Spanning the social sciences, the authors in this volume present converging investigations into the complex causal relations among territoriality, conflict, and globalization. The study of globalization and the persistence of ethnic conflict have stimulated an interest in borders of all kinds, questioning their permanence and defining the consequences when social and cultural identities do not coincide with political boundaries and territorial claims. The contributors display skepticism toward both an unreconstructed view of the sovereign territorial state and the competing claim that globalization has completely transformed the existing territorial regime. The modern territorial state is seen as one historically bounded exemplar of territoriality, rather than the defining expression of territorial rule.
More than three decades ago, Richard Cooper stated that “the trend toward economic interdependence between countries will require substantial changes in their approach to foreign policy in the next decade or so” (1972, 159). A wide range of studies has since been premised on the proposition that interdependence has significantly raised the costs to governments and the economies they govern of taking unilateral action. One solution to problems of coordination and collaboration among states has been to develop international institutions that reduce transactions costs and uncertainty, allowing states to enjoy greater mutual gains than would have been possible in the absence of such institutions.

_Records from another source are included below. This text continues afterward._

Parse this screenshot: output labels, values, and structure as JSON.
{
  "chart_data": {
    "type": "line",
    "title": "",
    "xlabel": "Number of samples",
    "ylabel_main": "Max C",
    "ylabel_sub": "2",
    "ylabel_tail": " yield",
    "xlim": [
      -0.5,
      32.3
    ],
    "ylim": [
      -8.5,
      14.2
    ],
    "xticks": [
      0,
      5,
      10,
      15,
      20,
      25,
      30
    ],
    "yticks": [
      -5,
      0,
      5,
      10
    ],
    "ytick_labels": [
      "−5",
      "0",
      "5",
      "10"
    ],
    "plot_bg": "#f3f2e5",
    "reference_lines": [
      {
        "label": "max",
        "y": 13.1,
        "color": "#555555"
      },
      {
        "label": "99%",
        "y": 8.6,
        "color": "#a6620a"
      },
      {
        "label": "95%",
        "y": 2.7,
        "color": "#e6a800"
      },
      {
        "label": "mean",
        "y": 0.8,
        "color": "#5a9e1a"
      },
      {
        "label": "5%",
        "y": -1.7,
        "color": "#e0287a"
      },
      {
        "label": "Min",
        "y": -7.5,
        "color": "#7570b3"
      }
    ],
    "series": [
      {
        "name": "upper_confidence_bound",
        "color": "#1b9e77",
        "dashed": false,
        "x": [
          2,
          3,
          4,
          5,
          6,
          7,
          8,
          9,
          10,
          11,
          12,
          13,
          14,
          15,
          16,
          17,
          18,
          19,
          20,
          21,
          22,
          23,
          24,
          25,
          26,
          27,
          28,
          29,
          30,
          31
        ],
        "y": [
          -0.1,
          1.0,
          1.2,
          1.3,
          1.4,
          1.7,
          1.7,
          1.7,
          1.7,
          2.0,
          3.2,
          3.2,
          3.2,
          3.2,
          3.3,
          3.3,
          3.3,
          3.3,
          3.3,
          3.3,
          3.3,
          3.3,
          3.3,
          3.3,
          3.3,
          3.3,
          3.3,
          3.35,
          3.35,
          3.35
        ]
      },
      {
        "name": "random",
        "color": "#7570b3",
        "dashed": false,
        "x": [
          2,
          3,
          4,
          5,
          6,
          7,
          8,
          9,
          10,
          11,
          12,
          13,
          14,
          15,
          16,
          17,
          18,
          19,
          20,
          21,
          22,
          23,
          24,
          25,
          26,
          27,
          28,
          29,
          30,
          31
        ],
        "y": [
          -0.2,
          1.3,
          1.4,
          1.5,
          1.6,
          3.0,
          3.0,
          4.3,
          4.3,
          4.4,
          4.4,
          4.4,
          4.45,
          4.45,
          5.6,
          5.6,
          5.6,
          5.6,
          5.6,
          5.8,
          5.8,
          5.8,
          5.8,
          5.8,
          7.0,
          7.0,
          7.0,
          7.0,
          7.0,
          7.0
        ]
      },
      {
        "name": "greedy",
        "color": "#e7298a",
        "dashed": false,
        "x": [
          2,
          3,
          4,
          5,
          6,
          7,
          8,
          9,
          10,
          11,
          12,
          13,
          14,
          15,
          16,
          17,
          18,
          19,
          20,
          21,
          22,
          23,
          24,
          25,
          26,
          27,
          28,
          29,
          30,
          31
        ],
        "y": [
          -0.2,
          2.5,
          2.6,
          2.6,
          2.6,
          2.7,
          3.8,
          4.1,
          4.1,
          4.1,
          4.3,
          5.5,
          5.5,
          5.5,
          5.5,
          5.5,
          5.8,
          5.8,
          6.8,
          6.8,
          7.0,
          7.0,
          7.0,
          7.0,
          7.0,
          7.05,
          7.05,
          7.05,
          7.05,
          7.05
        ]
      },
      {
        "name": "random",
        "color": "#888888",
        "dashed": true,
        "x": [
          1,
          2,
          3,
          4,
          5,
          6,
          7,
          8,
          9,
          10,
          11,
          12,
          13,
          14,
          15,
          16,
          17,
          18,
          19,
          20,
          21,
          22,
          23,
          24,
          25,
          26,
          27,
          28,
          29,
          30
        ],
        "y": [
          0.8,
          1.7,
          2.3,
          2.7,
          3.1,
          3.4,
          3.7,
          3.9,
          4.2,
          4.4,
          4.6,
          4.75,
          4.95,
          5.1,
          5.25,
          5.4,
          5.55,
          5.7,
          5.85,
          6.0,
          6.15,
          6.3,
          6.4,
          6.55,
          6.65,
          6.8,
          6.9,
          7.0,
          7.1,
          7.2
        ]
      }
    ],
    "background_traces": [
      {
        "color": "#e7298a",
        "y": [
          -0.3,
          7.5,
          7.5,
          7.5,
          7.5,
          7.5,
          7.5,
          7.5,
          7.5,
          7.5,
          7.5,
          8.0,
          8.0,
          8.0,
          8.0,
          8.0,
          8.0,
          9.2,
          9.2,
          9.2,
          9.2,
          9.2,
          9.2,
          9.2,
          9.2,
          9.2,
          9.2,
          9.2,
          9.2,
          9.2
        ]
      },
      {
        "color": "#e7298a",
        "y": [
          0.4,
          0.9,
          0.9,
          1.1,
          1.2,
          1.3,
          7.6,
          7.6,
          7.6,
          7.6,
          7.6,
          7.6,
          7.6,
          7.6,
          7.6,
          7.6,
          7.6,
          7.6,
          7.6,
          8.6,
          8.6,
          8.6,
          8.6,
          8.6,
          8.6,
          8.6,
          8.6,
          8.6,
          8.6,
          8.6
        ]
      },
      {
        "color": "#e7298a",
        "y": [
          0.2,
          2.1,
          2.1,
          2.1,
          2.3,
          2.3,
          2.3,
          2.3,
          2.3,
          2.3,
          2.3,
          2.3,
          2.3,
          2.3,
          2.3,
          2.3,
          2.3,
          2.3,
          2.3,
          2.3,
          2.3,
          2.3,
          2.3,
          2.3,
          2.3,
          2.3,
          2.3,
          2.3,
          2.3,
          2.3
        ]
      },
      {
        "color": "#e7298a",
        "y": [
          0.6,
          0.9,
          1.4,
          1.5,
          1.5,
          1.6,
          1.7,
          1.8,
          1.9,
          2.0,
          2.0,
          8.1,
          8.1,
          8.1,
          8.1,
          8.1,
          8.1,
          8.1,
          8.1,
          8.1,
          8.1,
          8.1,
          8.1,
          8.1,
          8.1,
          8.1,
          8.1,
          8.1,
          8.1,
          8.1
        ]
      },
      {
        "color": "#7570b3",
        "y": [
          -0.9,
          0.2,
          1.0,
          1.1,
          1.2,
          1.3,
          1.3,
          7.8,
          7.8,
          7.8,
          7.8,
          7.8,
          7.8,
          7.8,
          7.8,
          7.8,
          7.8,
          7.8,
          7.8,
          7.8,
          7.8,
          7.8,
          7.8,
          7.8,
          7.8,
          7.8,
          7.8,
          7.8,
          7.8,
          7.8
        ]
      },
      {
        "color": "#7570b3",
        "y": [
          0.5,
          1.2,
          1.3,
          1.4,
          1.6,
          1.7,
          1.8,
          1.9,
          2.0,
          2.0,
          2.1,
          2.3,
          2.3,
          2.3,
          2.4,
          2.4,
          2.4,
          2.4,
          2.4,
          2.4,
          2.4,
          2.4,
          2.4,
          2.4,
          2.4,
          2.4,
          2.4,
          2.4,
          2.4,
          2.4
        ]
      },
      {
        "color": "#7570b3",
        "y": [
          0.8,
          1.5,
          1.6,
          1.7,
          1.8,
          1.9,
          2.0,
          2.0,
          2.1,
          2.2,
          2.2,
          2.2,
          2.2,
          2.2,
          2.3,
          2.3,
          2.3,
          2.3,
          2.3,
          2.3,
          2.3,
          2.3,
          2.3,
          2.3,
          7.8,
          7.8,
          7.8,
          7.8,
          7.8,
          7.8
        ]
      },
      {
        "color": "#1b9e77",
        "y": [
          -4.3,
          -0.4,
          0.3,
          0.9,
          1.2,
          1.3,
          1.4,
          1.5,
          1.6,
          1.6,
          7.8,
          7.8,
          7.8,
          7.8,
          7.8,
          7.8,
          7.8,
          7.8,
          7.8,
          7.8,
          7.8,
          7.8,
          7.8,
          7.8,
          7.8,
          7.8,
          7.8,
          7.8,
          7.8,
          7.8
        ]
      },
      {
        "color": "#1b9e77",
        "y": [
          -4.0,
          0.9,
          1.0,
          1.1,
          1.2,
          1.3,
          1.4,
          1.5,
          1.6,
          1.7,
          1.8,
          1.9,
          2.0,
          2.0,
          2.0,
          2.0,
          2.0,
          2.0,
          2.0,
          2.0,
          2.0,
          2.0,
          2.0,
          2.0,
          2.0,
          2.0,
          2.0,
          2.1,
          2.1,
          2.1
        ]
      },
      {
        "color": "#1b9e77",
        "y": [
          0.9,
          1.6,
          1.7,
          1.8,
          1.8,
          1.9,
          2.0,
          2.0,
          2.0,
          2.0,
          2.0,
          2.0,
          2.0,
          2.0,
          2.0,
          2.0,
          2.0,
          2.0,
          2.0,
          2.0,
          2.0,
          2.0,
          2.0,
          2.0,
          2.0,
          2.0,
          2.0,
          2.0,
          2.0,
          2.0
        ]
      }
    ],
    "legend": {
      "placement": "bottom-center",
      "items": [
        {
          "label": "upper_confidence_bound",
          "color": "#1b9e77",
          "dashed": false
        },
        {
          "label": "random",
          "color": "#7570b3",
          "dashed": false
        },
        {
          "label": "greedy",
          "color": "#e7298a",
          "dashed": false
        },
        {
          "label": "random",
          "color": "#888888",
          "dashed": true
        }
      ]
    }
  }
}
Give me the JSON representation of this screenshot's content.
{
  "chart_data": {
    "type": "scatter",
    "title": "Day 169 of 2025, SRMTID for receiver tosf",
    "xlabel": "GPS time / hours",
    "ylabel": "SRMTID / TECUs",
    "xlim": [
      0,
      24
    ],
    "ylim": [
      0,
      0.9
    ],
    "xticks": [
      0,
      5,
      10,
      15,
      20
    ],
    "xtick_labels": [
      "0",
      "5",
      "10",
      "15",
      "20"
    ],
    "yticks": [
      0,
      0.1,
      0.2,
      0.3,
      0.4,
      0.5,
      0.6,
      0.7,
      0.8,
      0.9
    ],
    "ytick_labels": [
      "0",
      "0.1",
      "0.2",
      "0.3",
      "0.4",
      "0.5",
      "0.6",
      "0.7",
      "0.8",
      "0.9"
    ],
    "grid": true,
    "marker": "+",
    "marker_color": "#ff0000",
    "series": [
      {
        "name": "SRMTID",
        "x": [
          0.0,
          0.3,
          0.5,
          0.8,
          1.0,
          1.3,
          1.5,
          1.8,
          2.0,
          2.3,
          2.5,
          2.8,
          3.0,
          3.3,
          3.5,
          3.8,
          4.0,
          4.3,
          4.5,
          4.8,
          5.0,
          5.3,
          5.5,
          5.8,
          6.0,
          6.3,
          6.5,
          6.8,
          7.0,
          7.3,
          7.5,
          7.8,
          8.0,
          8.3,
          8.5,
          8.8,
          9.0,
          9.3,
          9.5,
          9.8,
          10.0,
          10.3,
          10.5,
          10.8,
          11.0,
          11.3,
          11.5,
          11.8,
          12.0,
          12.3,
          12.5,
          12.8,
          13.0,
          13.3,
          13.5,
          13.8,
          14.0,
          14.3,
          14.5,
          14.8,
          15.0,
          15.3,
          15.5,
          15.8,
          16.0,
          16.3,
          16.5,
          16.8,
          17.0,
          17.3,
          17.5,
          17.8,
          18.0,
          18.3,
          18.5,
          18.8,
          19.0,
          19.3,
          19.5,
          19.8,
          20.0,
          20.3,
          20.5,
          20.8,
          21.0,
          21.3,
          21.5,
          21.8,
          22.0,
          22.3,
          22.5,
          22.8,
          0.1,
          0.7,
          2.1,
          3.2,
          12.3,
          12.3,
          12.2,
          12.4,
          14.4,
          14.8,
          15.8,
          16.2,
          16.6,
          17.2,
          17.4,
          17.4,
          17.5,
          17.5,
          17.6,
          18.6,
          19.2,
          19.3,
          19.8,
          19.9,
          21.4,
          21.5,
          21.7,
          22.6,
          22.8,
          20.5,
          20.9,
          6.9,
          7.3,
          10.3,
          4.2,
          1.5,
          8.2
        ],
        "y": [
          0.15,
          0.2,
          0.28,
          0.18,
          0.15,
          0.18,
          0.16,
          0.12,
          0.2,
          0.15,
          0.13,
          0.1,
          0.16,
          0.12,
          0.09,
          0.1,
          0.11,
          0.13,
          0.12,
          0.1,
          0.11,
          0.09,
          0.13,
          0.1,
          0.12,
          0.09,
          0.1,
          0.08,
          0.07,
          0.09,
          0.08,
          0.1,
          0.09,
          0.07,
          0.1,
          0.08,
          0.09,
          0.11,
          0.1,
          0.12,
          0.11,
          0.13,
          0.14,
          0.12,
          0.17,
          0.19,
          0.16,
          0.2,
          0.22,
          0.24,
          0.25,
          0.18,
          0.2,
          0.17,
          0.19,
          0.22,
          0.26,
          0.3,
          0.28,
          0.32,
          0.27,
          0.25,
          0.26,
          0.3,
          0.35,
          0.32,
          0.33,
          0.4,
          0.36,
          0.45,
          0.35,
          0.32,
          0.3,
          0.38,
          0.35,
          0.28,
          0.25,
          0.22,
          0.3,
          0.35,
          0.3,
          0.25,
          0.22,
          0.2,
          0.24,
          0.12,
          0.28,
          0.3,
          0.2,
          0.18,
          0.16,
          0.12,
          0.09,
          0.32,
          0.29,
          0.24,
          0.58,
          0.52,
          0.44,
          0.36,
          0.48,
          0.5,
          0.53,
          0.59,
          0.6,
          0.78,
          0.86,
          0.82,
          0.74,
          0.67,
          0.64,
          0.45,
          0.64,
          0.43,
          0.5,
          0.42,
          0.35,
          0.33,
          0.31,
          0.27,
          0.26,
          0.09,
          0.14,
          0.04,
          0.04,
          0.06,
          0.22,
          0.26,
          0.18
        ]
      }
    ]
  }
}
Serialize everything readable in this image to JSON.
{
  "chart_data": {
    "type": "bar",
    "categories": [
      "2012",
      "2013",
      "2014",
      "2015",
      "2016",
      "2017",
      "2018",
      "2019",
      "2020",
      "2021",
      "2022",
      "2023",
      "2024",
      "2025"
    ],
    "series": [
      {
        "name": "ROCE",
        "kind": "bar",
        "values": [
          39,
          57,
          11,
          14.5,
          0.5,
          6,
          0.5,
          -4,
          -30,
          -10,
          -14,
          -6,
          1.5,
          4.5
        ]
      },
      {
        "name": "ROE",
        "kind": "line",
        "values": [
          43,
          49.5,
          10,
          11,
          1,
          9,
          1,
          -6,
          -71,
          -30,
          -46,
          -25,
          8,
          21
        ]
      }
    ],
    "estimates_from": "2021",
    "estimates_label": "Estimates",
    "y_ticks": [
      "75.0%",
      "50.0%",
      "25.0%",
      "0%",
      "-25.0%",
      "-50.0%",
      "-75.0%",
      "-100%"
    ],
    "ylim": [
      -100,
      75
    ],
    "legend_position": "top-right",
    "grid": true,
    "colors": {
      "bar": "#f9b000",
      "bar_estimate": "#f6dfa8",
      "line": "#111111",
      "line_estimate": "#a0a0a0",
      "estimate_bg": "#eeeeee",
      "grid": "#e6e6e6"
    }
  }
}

The institutional paradigm has informed a broad range of studies in international political economy (Simmons and Martin 2002). The same cannot be said of international conflict studies. Scholars looking at interstate disputes have typically bypassed institutional theory, focusing instead on the basic constellations of state power. The irony is that war and peace often revolve around the most ubiquitous international institution of the modern age: sovereign authority over delimited territorial space.
This chapter argues for a reconceptualization of international borders as they have come to be understood in the international relations literature. One branch of that literature has emphasized the extent to which disputes over territory, more than any other issue, have spurred interstate rivalry, military confrontation, and all-out war. Borders as territorial divisions are then analyzed as zero-sum manifestations of state competition for power, prestige, lebensraum, or an imagined historical identity.